Disadvantaged students in England could receive grants worth £3,000 a year to encourage them to remain in education after leaving school, according to proposals from a government-commissioned report backed by Theresa May.
The report into post-age 18 education and funding would, if accepted by a future government, see a shift in funding from universities to further education (FE) and vocational training. Universities would lose income for “low value” courses while their graduates would be making higher student loan repayments until the brink of their retirement.
At the launch of the report, May is to say: “My view is very clear: removing maintenance grants from the least well-off students has not worked, and I believe it is time to bring them back.”
May’s remarks are an admission that the decision by David Cameron to scrap student maintenance grants in 2015 was a mistake, with the then chancellor George Osborne calling the support for students from poor backgrounds “unaffordable”.
The report, headed by Philip Augar, was commissioned by May to look at high student debt and tuition fees following a pledge she gave to the Conservative party conference in 2017. But the report’s publication was delayed multiple times, overshadowed by the Brexit negotiations and technical issues.
Among the report’s proposals are:
• cutting undergraduate tuition fees to £7,500
• extending student loan repayments from 30 to 40 years
• a single, lifelong learning loan allowance for all adults
• maintenance loans for students taking sub-degree qualifications
• rebranding student loans as “student contributions”
• funding boost for FE colleges and vocational training
Angela Rayner, Labour’s shadow education secretary, said: “The report alone does nothing to address the burning injustices facing our education system.
“With no formal government response, no extra funding and no guarantee that the recommendations will be implemented by her successor, the Augar review epitomises May’s legacy as prime minister and this shambolic Tory government; all talk, empty promises and very little action.”
Shakira Martin, president of the National Union of Students (NUS), said: “This announcement is too little too late, given that Theresa May’s legacy in higher education will always be the deportation of thousands of our international student friends and colleagues.”

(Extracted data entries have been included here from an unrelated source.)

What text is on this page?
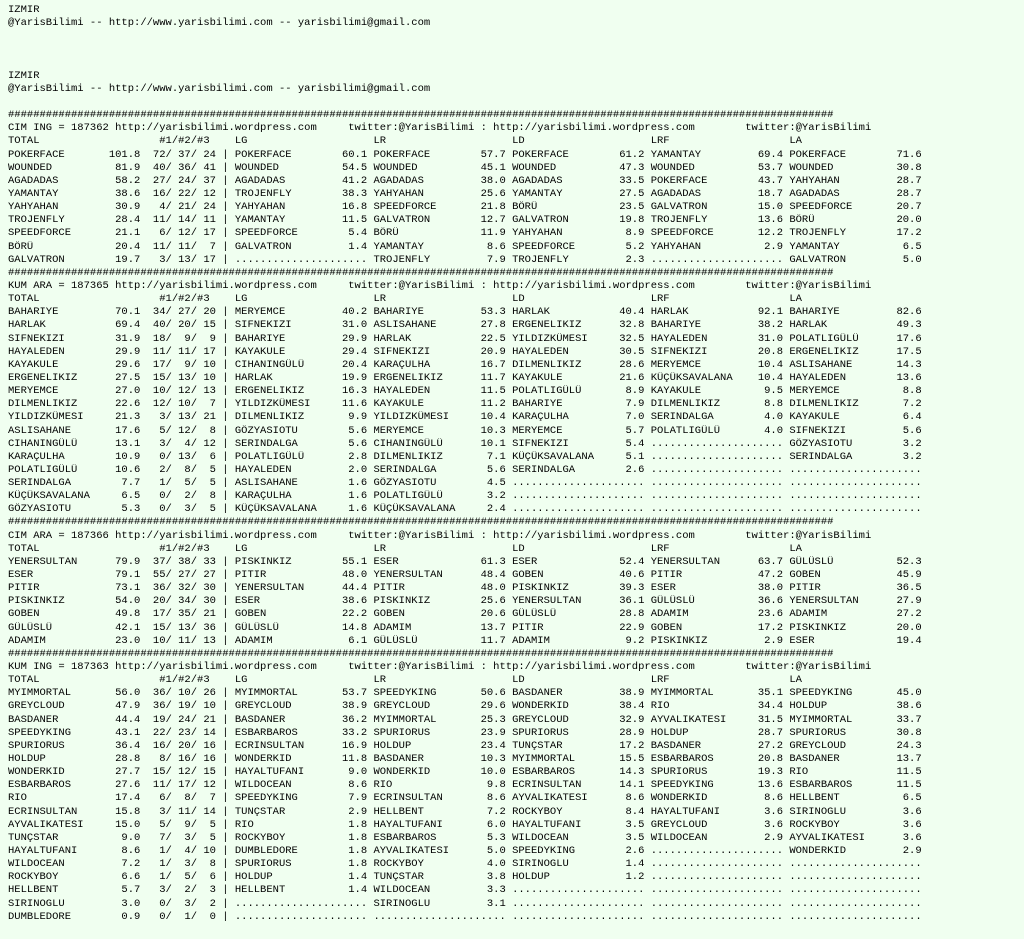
IZMIR
@YarisBilimi -- http://www.yarisbilimi.com -- yarisbilimi@gmail.com
IZMIR
@YarisBilimi -- http://www.yarisbilimi.com -- yarisbilimi@gmail.com
###################################################################################################################################
CIM ING = 187362 http://yarisbilimi.wordpress.com     twitter:@YarisBilimi : http://yarisbilimi.wordpress.com        twitter:@YarisBilimi
TOTAL                   #1/#2/#3    LG                    LR                    LD                    LRF                   LA
POKERFACE       101.8  72/ 37/ 24 | POKERFACE        60.1 POKERFACE        57.7 POKERFACE        61.2 YAMANTAY         69.4 POKERFACE        71.6
WOUNDED          81.9  40/ 36/ 41 | WOUNDED          54.5 WOUNDED          45.1 WOUNDED          47.3 WOUNDED          53.7 WOUNDED          30.8
AGADADAS         58.2  27/ 24/ 37 | AGADADAS         41.2 AGADADAS         38.0 AGADADAS         33.5 POKERFACE        43.7 YAHYAHAN         28.7
YAMANTAY         38.6  16/ 22/ 12 | TROJENFLY        38.3 YAHYAHAN         25.6 YAMANTAY         27.5 AGADADAS         18.7 AGADADAS         28.7
YAHYAHAN         30.9   4/ 21/ 24 | YAHYAHAN         16.8 SPEEDFORCE       21.8 BÖRÜ             23.5 GALVATRON        15.0 SPEEDFORCE       20.7
TROJENFLY        28.4  11/ 14/ 11 | YAMANTAY         11.5 GALVATRON        12.7 GALVATRON        19.8 TROJENFLY        13.6 BÖRÜ             20.0
SPEEDFORCE       21.1   6/ 12/ 17 | SPEEDFORCE        5.4 BÖRÜ             11.9 YAHYAHAN          8.9 SPEEDFORCE       12.2 TROJENFLY        17.2
BÖRÜ             20.4  11/ 11/  7 | GALVATRON         1.4 YAMANTAY          8.6 SPEEDFORCE        5.2 YAHYAHAN          2.9 YAMANTAY          6.5
GALVATRON        19.7   3/ 13/ 17 | ..................... TROJENFLY         7.9 TROJENFLY         2.3 ..................... GALVATRON         5.0
###################################################################################################################################
KUM ARA = 187365 http://yarisbilimi.wordpress.com     twitter:@YarisBilimi : http://yarisbilimi.wordpress.com        twitter:@YarisBilimi
TOTAL                   #1/#2/#3    LG                    LR                    LD                    LRF                   LA
BAHARIYE         70.1  34/ 27/ 20 | MERYEMCE         40.2 BAHARIYE         53.3 HARLAK           40.4 HARLAK           92.1 BAHARIYE         82.6
HARLAK           69.4  40/ 20/ 15 | SIFNEKIZI        31.0 ASLISAHANE       27.8 ERGENELIKIZ      32.8 BAHARIYE         38.2 HARLAK           49.3
SIFNEKIZI        31.9  18/  9/  9 | BAHARIYE         29.9 HARLAK           22.5 YILDIZKÜMESI     32.5 HAYALEDEN        31.0 POLATLIGÜLÜ      17.6
HAYALEDEN        29.9  11/ 11/ 17 | KAYAKULE         29.4 SIFNEKIZI        20.9 HAYALEDEN        30.5 SIFNEKIZI        20.8 ERGENELIKIZ      17.5
KAYAKULE         29.6  17/  9/ 10 | CIHANINGÜLÜ      20.4 KARAÇULHA        16.7 DILMENLIKIZ      28.6 MERYEMCE         10.4 ASLISAHANE       14.3
ERGENELIKIZ      27.5  15/ 13/ 10 | HARLAK           19.9 ERGENELIKIZ      11.7 KAYAKULE         21.6 KÜÇÜKSAVALANA    10.4 HAYALEDEN        13.6
MERYEMCE         27.0  10/ 12/ 13 | ERGENELIKIZ      16.3 HAYALEDEN        11.5 POLATLIGÜLÜ       8.9 KAYAKULE          9.5 MERYEMCE          8.8
DILMENLIKIZ      22.6  12/ 10/  7 | YILDIZKÜMESI     11.6 KAYAKULE         11.2 BAHARIYE          7.9 DILMENLIKIZ       8.8 DILMENLIKIZ       7.2
YILDIZKÜMESI     21.3   3/ 13/ 21 | DILMENLIKIZ       9.9 YILDIZKÜMESI     10.4 KARAÇULHA         7.0 SERINDALGA        4.0 KAYAKULE          6.4
ASLISAHANE       17.6   5/ 12/  8 | GÖZYASIOTU        5.6 MERYEMCE         10.3 MERYEMCE          5.7 POLATLIGÜLÜ       4.0 SIFNEKIZI         5.6
CIHANINGÜLÜ      13.1   3/  4/ 12 | SERINDALGA        5.6 CIHANINGÜLÜ      10.1 SIFNEKIZI         5.4 ..................... GÖZYASIOTU        3.2
KARAÇULHA        10.9   0/ 13/  6 | POLATLIGÜLÜ       2.8 DILMENLIKIZ       7.1 KÜÇÜKSAVALANA     5.1 ..................... SERINDALGA        3.2
POLATLIGÜLÜ      10.6   2/  8/  5 | HAYALEDEN         2.0 SERINDALGA        5.6 SERINDALGA        2.6 ..................... .....................
SERINDALGA        7.7   1/  5/  5 | ASLISAHANE        1.6 GÖZYASIOTU        4.5 ..................... ..................... .....................
KÜÇÜKSAVALANA     6.5   0/  2/  8 | KARAÇULHA         1.6 POLATLIGÜLÜ       3.2 ..................... ..................... .....................
GÖZYASIOTU        5.3   0/  3/  5 | KÜÇÜKSAVALANA     1.6 KÜÇÜKSAVALANA     2.4 ..................... ..................... .....................
###################################################################################################################################
CIM ARA = 187366 http://yarisbilimi.wordpress.com     twitter:@YarisBilimi : http://yarisbilimi.wordpress.com        twitter:@YarisBilimi
TOTAL                   #1/#2/#3    LG                    LR                    LD                    LRF                   LA
YENERSULTAN      79.9  37/ 38/ 33 | PISKINKIZ        55.1 ESER             61.3 ESER             52.4 YENERSULTAN      63.7 GÜLÜSLÜ          52.3
ESER             79.1  55/ 27/ 27 | PITIR            48.0 YENERSULTAN      48.4 GOBEN            40.6 PITIR            47.2 GOBEN            45.9
PITIR            73.1  36/ 32/ 30 | YENERSULTAN      44.4 PITIR            48.0 PISKINKIZ        39.3 ESER             38.0 PITIR            36.5
PISKINKIZ        54.0  20/ 34/ 30 | ESER             38.6 PISKINKIZ        25.6 YENERSULTAN      36.1 GÜLÜSLÜ          36.6 YENERSULTAN      27.9
GOBEN            49.8  17/ 35/ 21 | GOBEN            22.2 GOBEN            20.6 GÜLÜSLÜ          28.8 ADAMIM           23.6 ADAMIM           27.2
GÜLÜSLÜ          42.1  15/ 13/ 36 | GÜLÜSLÜ          14.8 ADAMIM           13.7 PITIR            22.9 GOBEN            17.2 PISKINKIZ        20.0
ADAMIM           23.0  10/ 11/ 13 | ADAMIM            6.1 GÜLÜSLÜ          11.7 ADAMIM            9.2 PISKINKIZ         2.9 ESER             19.4
###################################################################################################################################
KUM ING = 187363 http://yarisbilimi.wordpress.com     twitter:@YarisBilimi : http://yarisbilimi.wordpress.com        twitter:@YarisBilimi
TOTAL                   #1/#2/#3    LG                    LR                    LD                    LRF                   LA
MYIMMORTAL       56.0  36/ 10/ 26 | MYIMMORTAL       53.7 SPEEDYKING       50.6 BASDANER         38.9 MYIMMORTAL       35.1 SPEEDYKING       45.0
GREYCLOUD        47.9  36/ 19/ 10 | GREYCLOUD        38.9 GREYCLOUD        29.6 WONDERKID        38.4 RIO              34.4 HOLDUP           38.6
BASDANER         44.4  19/ 24/ 21 | BASDANER         36.2 MYIMMORTAL       25.3 GREYCLOUD        32.9 AYVALIKATESI     31.5 MYIMMORTAL       33.7
SPEEDYKING       43.1  22/ 23/ 14 | ESBARBAROS       33.2 SPURIORUS        23.9 SPURIORUS        28.9 HOLDUP           28.7 SPURIORUS        30.8
SPURIORUS        36.4  16/ 20/ 16 | ECRINSULTAN      16.9 HOLDUP           23.4 TUNÇSTAR         17.2 BASDANER         27.2 GREYCLOUD        24.3
HOLDUP           28.8   8/ 16/ 16 | WONDERKID        11.8 BASDANER         10.3 MYIMMORTAL       15.5 ESBARBAROS       20.8 BASDANER         13.7
WONDERKID        27.7  15/ 12/ 15 | HAYALTUFANI       9.0 WONDERKID        10.0 ESBARBAROS       14.3 SPURIORUS        19.3 RIO              11.5
ESBARBAROS       27.6  11/ 17/ 12 | WILDOCEAN         8.6 RIO               9.8 ECRINSULTAN      14.1 SPEEDYKING       13.6 ESBARBAROS       11.5
RIO              17.4   6/  8/  7 | SPEEDYKING        7.9 ECRINSULTAN       8.6 AYVALIKATESI      8.6 WONDERKID         8.6 HELLBENT          6.5
ECRINSULTAN      15.8   3/ 11/ 14 | TUNÇSTAR          2.9 HELLBENT          7.2 ROCKYBOY          8.4 HAYALTUFANI       3.6 SIRINOGLU         3.6
AYVALIKATESI     15.0   5/  9/  5 | RIO               1.8 HAYALTUFANI       6.0 HAYALTUFANI       3.5 GREYCLOUD         3.6 ROCKYBOY          3.6
TUNÇSTAR          9.0   7/  3/  5 | ROCKYBOY          1.8 ESBARBAROS        5.3 WILDOCEAN         3.5 WILDOCEAN         2.9 AYVALIKATESI      3.6
HAYALTUFANI       8.6   1/  4/ 10 | DUMBLEDORE        1.8 AYVALIKATESI      5.0 SPEEDYKING        2.6 ..................... WONDERKID         2.9
WILDOCEAN         7.2   1/  3/  8 | SPURIORUS         1.8 ROCKYBOY          4.0 SIRINOGLU         1.4 ..................... .....................
ROCKYBOY          6.6   1/  5/  6 | HOLDUP            1.4 TUNÇSTAR          3.8 HOLDUP            1.2 ..................... .....................
HELLBENT          5.7   3/  2/  3 | HELLBENT          1.4 WILDOCEAN         3.3 ..................... ..................... .....................
SIRINOGLU         3.0   0/  3/  2 | ..................... SIRINOGLU         3.1 ..................... ..................... .....................
DUMBLEDORE        0.9   0/  1/  0 | ..................... ..................... ..................... ..................... .....................
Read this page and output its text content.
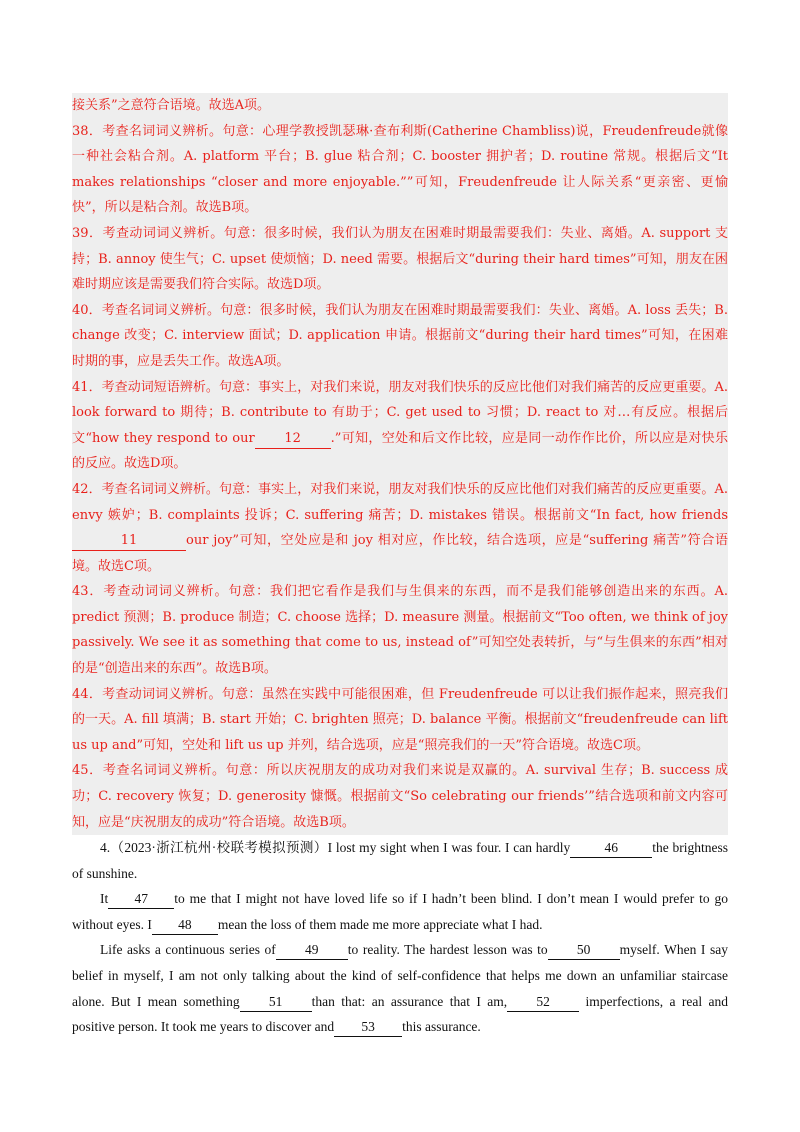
接关系”之意符合语境。故选A项。

38．考查名词词义辨析。句意：心理学教授凯瑟琳·查布利斯(Catherine Chambliss)说，Freudenfreude就像一种社会粘合剂。A. platform 平台；B. glue 粘合剂；C. booster 拥护者；D. routine 常规。根据后文“It makes relationships “closer and more enjoyable.””可知，Freudenfreude 让人际关系“更亲密、更愉快”，所以是粘合剂。故选B项。

39．考查动词词义辨析。句意：很多时候，我们认为朋友在困难时期最需要我们：失业、离婚。A. support 支持；B. annoy 使生气；C. upset 使烦恼；D. need 需要。根据后文“during their hard times”可知，朋友在困难时期应该是需要我们符合实际。故选D项。

40．考查名词词义辨析。句意：很多时候，我们认为朋友在困难时期最需要我们：失业、离婚。A. loss 丢失；B. change 改变；C. interview 面试；D. application 申请。根据前文“during their hard times”可知，在困难时期的事，应是丢失工作。故选A项。

41．考查动词短语辨析。句意：事实上，对我们来说，朋友对我们快乐的反应比他们对我们痛苦的反应更重要。A. look forward to 期待；B. contribute to 有助于；C. get used to 习惯；D. react to 对…有反应。根据后文“how they respond to our 12 .”可知，空处和后文作比较，应是同一动作作比价，所以应是对快乐的反应。故选D项。

42．考查名词词义辨析。句意：事实上，对我们来说，朋友对我们快乐的反应比他们对我们痛苦的反应更重要。A. envy 嫉妒；B. complaints 投诉；C. suffering 痛苦；D. mistakes 错误。根据前文“In fact, how friends11	our joy”可知，空处应是和 joy 相对应，作比较，结合选项，应是“suffering 痛苦”符合语境。故选C项。

43．考查动词词义辨析。句意：我们把它看作是我们与生俱来的东西，而不是我们能够创造出来的东西。A. predict 预测；B. produce 制造；C. choose 选择；D. measure 测量。根据前文“Too often, we think of joy passively. We see it as something that come to us, instead of”可知空处表转折，与“与生俱来的东西”相对的是“创造出来的东西”。故选B项。

44．考查动词词义辨析。句意：虽然在实践中可能很困难，但 Freudenfreude 可以让我们振作起来，照亮我们的一天。A. fill 填满；B. start 开始；C. brighten 照亮；D. balance 平衡。根据前文“freudenfreude can lift us up and”可知，空处和 lift us up 并列，结合选项，应是“照亮我们的一天”符合语境。故选C项。

45．考查名词词义辨析。句意：所以庆祝朋友的成功对我们来说是双赢的。A. survival 生存；B. success 成功；C. recovery 恢复；D. generosity 慷慨。根据前文“So celebrating our friends’”结合选项和前文内容可知，应是“庆祝朋友的成功”符合语境。故选B项。

4.（2023·浙江杭州·校联考模拟预测）I lost my sight when I was four. I can hardly	46	the brightness of sunshine.

It 47 to me that I might not have loved life so if I hadn’t been blind. I don’t mean I would prefer to go without eyes. I 48 mean the loss of them made me more appreciate what I had.

Life asks a continuous series of 49 to reality. The hardest lesson was to 50 myself. When I say belief in myself, I am not only talking about the kind of self-confidence that helps me down an unfamiliar staircase alone. But I mean something 51 than that: an assurance that I am, 52 imperfections, a real and positive person. It took me years to discover and 53 this assurance.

The report calls for greater government intervention in the funding and types of courses offered by universities, while its proposal for undergraduate tuition fees in England to be cut from £9,250 to £7,500 a year would likely mean reduced income for humanities and social science departments.

The panel declared that “some students are charged too much for their degrees and the substantial taxpayer subsidy could be better directed …. to courses which cost more to deliver and offer better value to students and taxpayers.”
The report also recommended that the government could impose number controls and a minimum entry threshold for degree courses with poor student retention and graduate employment records.
University leaders were quick to push back against the funding proposals, with some fearing that it would also affect universities in Scotland and Wales.
“On the face of it, the fee-level recommendations may look good for students, but unless the government gives a cast-iron guarantee on full replacement funding, it could prove to be a wolf in sheep’s clothing,” said Alistair Jarvis, chief executive of the Universities UK lobby group.
“Cutting fees without replacement funding would be a political choice which hurts students, limits opportunity, damages universities, decreases the number of highly-skilled employees that business needs, and reduces our international competitiveness at a time when modern Britain needs it most.”
While students would leave university with lower overall debt, the proposals would see graduates making higher total repayments for longer than under the current structure, with the student loan period being extended from 30 to 40 years and coupled with a lower starting threshold for repayments.
The extended repayment period would see most graduates paying off their student loans until they reached their 60s, rather than having the remainder of their student debt wiped in their early 50s as now.
There was surprise that the panel made few recommendations on changes to the high rates of interest charged on student loans.
Andrew McGettigan, an independent expert who specialises in the student finance system, said: “The government would do well to ignore this and lower interest rates to inflation only – it’s the key contributor to misunderstandings over the student loan system.”
But the big winners under the report would be the further education and vocational training sectors, which would see additional funding of around £3bn a year and a one-off £1bn capital funding boost for a national network of FE colleges.
Damian Hinds, the education secretary for England, said: “This report acknowledges fully the key truth that our further education colleges also play a vital role in performing these functions.
“Too often we have had in our country a bias towards higher education, but we need to recognise equally the opportunities in both.”
Describing further education as “the Cinderella sector,” Augar said: “Our work revealed that post-18 education in England is a story of both care and neglect, depending on whether students are amongst the 50% of young people who participate in higher education or the rest.
“The panel believes that this disparity simply has to be addressed. Doing so is a matter of fairness and equity and is likely to bring considerable social and economic benefits to individuals, employers and the country at large.”
Chris Husbands, the vice-chancellor of Sheffield Hallam University, welcomed the encouragement for part-time and flexible study but said he feared that much of it would not survive the current political instability.
“My big worry is that this report is going to get cherry-picked by politicians and we will end up with something that doesn’t work,” Husbands said.